“Repent, for the kingdom of heaven is at hand” (Matthew 3:2; 4:17). These words of John the Baptist and Jesus are a familiar refrain, calling their audience (and us) to repent of sins and turn to God. Yet, it is striking that the reason to repent is not (at least initially) their sin but God’s work in bringing His kingdom. In other words, they are saying repent now because God has already been gracious toward you in the coming of His saving kingdom (Matthew 4:23). Seeing repentance this way makes it sound like the beginning of gratitude.
The proclamation of Jesus and John reveals a fundamental truth of human life bound by sin: we need the Word of God to open our eyes to God’s activity. To be able to give thanks to God for His wondrous works in repentance, we have to first be able to see who He is and what He does. However, our sin creates spiritual blindness, keeping our eyes from seeing His work, leaving us content with our own abilities and ignorant of our deepest needs (Romans 10:3; 2 Corinthians 4:4; Ephesians 4:17-19). John Calvin makes a penetrating observation about our sin-diseased sight when he asks, “For what man in all the world would not gladly remain as he is…so long as he does not know himself, that is, while content with his own gifts, and either ignorant or unmindful of his own misery?” The proclaimed good news of the kingdom of heaven comes to us as we are bound in sin, and opens our eyes to our great need for a Savior. Additionally, the Word of God points us to our Savior, who fulfilled the words of the prophet Isaiah:
"The Spirit of the Lord is upon me,
because He has anointed me
to proclaim good news to the poor.
He has sent me to proclaim liberty to the captives
and recovering of sight to the blind,
to set at liberty those who are oppressed,
to proclaim the year of the Lord's favor." (Luke 4:18-19)

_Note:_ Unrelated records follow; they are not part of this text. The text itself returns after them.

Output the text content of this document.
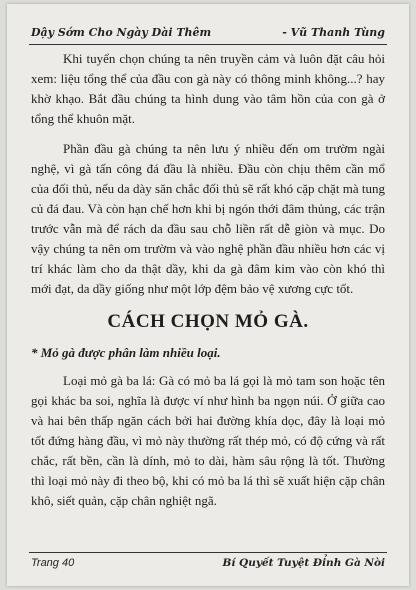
Dậy Sớm Cho Ngày Dài Thêm	- Vũ Thanh Tùng

Khi tuyển chọn chúng ta nên truyền cảm và luôn đặt câu hỏi xem: liệu tổng thể của đầu con gà này có thông minh không...? hay khờ khạo. Bắt đầu chúng ta hình dung vào tâm hồn của con gà ở tổng thể khuôn mặt.

Phần đầu gà chúng ta nên lưu ý nhiều đến om trườm ngài nghệ, vì gà tấn công đá đầu là nhiều. Đầu còn chịu thêm cần mổ của đối thủ, nếu da dày săn chắc đối thủ sẽ rất khó cặp chặt mà tung củ đá đau. Và còn hạn chế hơn khi bị ngón thới đâm thủng, các trận trước vẫn mà để rách da đầu sau chỗ liền rất dễ giòn và mục. Do vậy chúng ta nên om trườm và vào nghệ phần đầu nhiều hơn các vị trí khác làm cho da thật dầy, khi da gà đâm kim vào còn khó thì mới đạt, da dầy giống như một lớp đệm bảo vệ xương cực tốt.

CÁCH CHỌN MỎ GÀ.

* Mỏ gà được phân làm nhiều loại.

Loại mỏ gà ba lá: Gà có mỏ ba lá gọi là mỏ tam son hoặc tên gọi khác ba soi, nghĩa là được ví như hình ba ngọn núi. Ở giữa cao và hai bên thấp ngăn cách bởi hai đường khía dọc, đây là loại mỏ tốt đứng hàng đầu, vì mỏ này thường rất thép mỏ, có độ cứng và rất chắc, rất bền, cần là dính, mỏ to dài, hàm sâu rộng là tốt. Thường thì loại mỏ này đi theo bộ, khi có mỏ ba lá thì sẽ xuất hiện cặp chân khô, siết quản, cặp chân nghiệt ngã.

Trang 40	Bí Quyết Tuyệt Đỉnh Gà Nòi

When we are called to repentance, we now are able to rejoice, for our eyes are open not just to the reality of our need, but even more to the immeasurable love He has shown us in Jesus. In response, repentance becomes a profound act of gratitude to God for His unchanging character and promised forgiveness. With Paul we are able to see ourselves as we actually are, saying, “Wretched man that I am! Who will deliver me from this body of death?” and also stand in awe at His great love saying, “Thanks be to God through Jesus Christ our Lord!” (Romans 7:24-25).
1. John Calvin, Donald K. McKim, Calvin's Institutes: Abridged Edition; (United States: Presbyterian Publishing Corporation, 2001), 2.